December 2016: Power of personality

Central banks are under fire, not for the traditional reason of high interest rates, but because of low ones. After the expected US rate rise in mid-December – only the second formal Federal Reserve credit tightening in 10 years – the heat is not likely to die down. OMFIF’s November edition was dedicated to an international shift to tighter monetary and looser fiscal policy. The December Bulletin focuses on another tide that is turning: greater constraints on central banking independence. Central banks are guided not just by statute and practice, but by the power of personality. As David Marsh notes, governments have an unusual opportunity to stamp their mark on monetary decision-making. In the next three years, governors of the top six worldwide central banks – the Fed, People’s Bank of China, Bank of Japan, European Central Bank, Bank of England and Germany’s Bundesbank – will reach the end of their terms and may be replaced by new faces. In the US, criticism of Janet Yellen, the Fed chair, by President-elect Donald Trump has generated headlines even before he moves into the White House. The auguries for transatlantic monetary relations are poor. In circumstances bearing some resemblance to today, US monetary policies after the election of two past Republican presidents – Richard Nixon in 1968 and Ronald Reagan in 1980 – led to squalls (the first when the dollar was weak, the second when it was strong) with significant international political impact. Possible tensions between two female heads of government in Europe – Angela Merkel in Germany and Theresa May in the UK – and their respective central bank governors, Mario Draghi and Mark Carney, are points of vulnerability in the months ahead.
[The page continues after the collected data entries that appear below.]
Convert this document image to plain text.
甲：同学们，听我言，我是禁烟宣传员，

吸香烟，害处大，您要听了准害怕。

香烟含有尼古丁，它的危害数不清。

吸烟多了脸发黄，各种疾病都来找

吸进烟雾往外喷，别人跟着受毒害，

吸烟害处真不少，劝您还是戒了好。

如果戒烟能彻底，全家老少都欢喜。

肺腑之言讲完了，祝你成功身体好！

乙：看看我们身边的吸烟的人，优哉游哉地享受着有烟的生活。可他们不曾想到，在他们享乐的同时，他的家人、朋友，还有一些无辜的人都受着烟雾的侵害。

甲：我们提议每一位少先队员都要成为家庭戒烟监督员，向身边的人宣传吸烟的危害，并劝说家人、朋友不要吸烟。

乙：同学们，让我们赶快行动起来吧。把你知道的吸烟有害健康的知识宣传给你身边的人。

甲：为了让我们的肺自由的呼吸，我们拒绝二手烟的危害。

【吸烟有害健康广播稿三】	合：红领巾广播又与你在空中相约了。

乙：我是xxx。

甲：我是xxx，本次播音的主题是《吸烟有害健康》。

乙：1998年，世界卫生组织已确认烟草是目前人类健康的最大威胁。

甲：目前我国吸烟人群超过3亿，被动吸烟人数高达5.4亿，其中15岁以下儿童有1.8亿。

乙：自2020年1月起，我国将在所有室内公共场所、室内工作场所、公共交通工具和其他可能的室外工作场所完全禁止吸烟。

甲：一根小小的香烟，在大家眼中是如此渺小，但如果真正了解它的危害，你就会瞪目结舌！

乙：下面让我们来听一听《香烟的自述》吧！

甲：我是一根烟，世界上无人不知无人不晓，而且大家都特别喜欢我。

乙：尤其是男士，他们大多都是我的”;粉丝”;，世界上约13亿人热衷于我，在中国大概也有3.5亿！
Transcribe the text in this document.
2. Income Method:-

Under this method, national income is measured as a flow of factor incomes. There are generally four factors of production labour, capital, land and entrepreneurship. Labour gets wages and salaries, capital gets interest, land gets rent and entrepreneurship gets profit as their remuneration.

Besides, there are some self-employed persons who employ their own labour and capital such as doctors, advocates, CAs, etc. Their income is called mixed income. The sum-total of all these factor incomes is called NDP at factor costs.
We devote the monthly Focus to a review of the past 12 months, measuring the OMFIF advisory board’s 2016 New Year predictions against the course of events. The forecasts in the January 2016 edition highlighted political risk. Overall, OMFIF comfortably beat the consensus. We forecast that Hillary Clinton might not make it to the White House (we predicted Trump’s popularity but not his victory); the Fed funds rate would not rise above 1%; the UK would vote narrowly to leave the European Union; and the oil price would recover to $45 to $50 a barrel by end-2016. Furthermore we foresaw the renminbi would fall against the dollar; Angela Merkel would resist her political adversaries; emerging market currencies would recover; the US and Russia would achieve no rapprochement over Syria; and South African President Jacob Zuma would narrowly hang on. We were on less sure ground in predicting yen weakness, a fall in overvalued equity prices and another euro crisis – but all these topics remain on the agenda for 2017. On the travails of central banks, Andrew Large, former deputy governor of the Bank of England, investigates the problem of enlarged mandates, while Mojmir Hampl, deputy governor of the Czech National Bank, stresses the importance of communication. Øystein Olsen, governor of Norges Bank, explains the complications from lack of support in other policy areas. Focus on weakening the exchange rate raises the risk of currency wars, warns Linda Yueh. Carlo Cottarelli addresses the danger of negative returns for savers through ‘accidental financial repression’. Peter Warburton highlights the risk of accidental tightening through QE’s liquidity effects. DeLisle Worrell, governor of the Central Bank of Barbados, writes that the benefits of dollarisation outweigh the costs for small open economies. Meghnad Desai reflects on India’s demonetisation experiment. December’s 40th anniversary of the UK’s 1976 sterling crisis, marked by the OMFIF Press with Richard Roberts’ When Britain Went Bust, represents a watershed not just in the balance between Keynesian and monetarist policies, but also for central bank independence. As William Keegan writes in his review of the book (being launched on 8 December at the UK Treasury, with Johannes Witteveen, former IMF managing director), ‘The book could hardly have appeared at a more appropriate moment.’